Legislation is being drafted to strengthen rules regarding carbon monoxide detectors in State University of New York dorm rooms. It's in response to a Sunday night scare at the University at Buffalo.
BUFFALO, N.Y. -- Sunday night, students living in Richmond Quad on the University at Buffalo's North Campus were evacuated for several hours because of a carbon monoxide leak.
"This happened at about 8:30 at night and there were seven individuals that became extremely ill because of carbon monoxide poisoning," said Sen. Tim Kennedy, (D), Buffalo. "Had this been a few hours later and they were sleeping, who knows if they would've ever woken up."
Right now, in state buildings, Tim Kennedy said detectors have to be within 15 feet of rooms where people sleep.
"We want to make sure there are working detectors in each and every room," he said.
Kennedy is drafting legislation to strengthen rules regarding detectors and their maintenance at SUNY schools.
"We want to make sure that we avoid circumstances that happened this weekend from ever happening again," he said.
A SUNY spokesperson said, in a statement Tuesday: "Student safety is paramount to SUNY and incidents such as the one at UB are rare. The many buildings across the system adhere to state building codes, including regular inspections. As we have not seen any bill language, it would be premature to comment further at this time."

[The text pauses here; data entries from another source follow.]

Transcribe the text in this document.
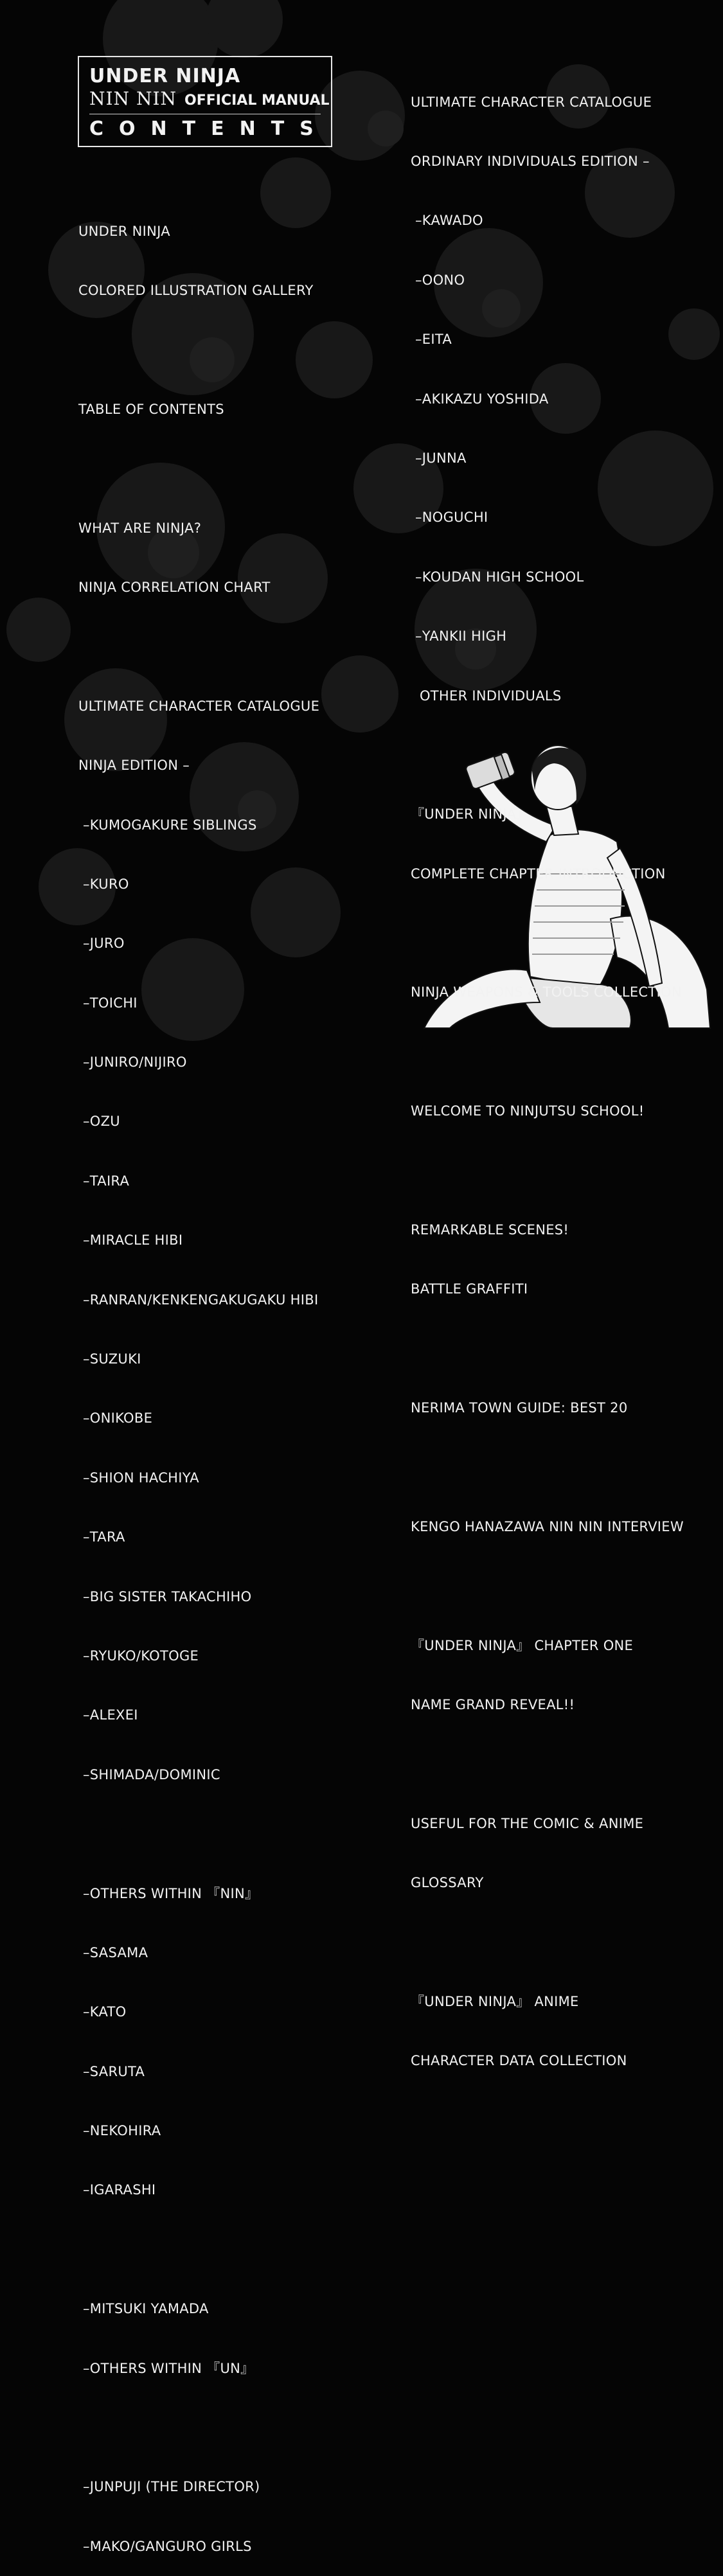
UNDER NINJA
NIN NIN OFFICIAL MANUAL
CONTENTS

UNDER NINJA

COLORED ILLUSTRATION GALLERY

TABLE OF CONTENTS

WHAT ARE NINJA?

NINJA CORRELATION CHART

ULTIMATE CHARACTER CATALOGUE

NINJA EDITION –

–KUMOGAKURE SIBLINGS

–KURO

–JURO

–TOICHI

–JUNIRO/NIJIRO

–OZU

–TAIRA

–MIRACLE HIBI

–RANRAN/KENKENGAKUGAKU HIBI

–SUZUKI

–ONIKOBE

–SHION HACHIYA

–TARA

–BIG SISTER TAKACHIHO

–RYUKO/KOTOGE

–ALEXEI

–SHIMADA/DOMINIC

–OTHERS WITHIN 『NIN』

–SASAMA

–KATO

–SARUTA

–NEKOHIRA

–IGARASHI

–MITSUKI YAMADA

–OTHERS WITHIN 『UN』

–JUNPUJI (THE DIRECTOR)

–MAKO/GANGURO GIRLS

ULTIMATE CHARACTER CATALOGUE

ORDINARY INDIVIDUALS EDITION –

–KAWADO

–OONO

–EITA

–AKIKAZU YOSHIDA

–JUNNA

–NOGUCHI

–KOUDAN HIGH SCHOOL

–YANKII HIGH

OTHER INDIVIDUALS

『UNDER NINJA』

COMPLETE CHAPTER INTRODUCTION

NINJA WEAPONS & TOOLS COLLECTION

WELCOME TO NINJUTSU SCHOOL!

REMARKABLE SCENES!

BATTLE GRAFFITI

NERIMA TOWN GUIDE: BEST 20

KENGO HANAZAWA NIN NIN INTERVIEW

『UNDER NINJA』 CHAPTER ONE

NAME GRAND REVEAL!!

USEFUL FOR THE COMIC & ANIME

GLOSSARY

『UNDER NINJA』 ANIME

CHARACTER DATA COLLECTION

Kennedy said he's sent a letter to the Chancellor and hopes changes are made even before his bill is passed.
"We are asking that immediately the State University of New York implement immediately a system that is stronger than what is put in place," he said.
UB said it has replaced detectors that were missing with a plug-in detector in every room, but the university plans to install permanent detectors. Kennedy said that will be a stipulation for all schools in his bill.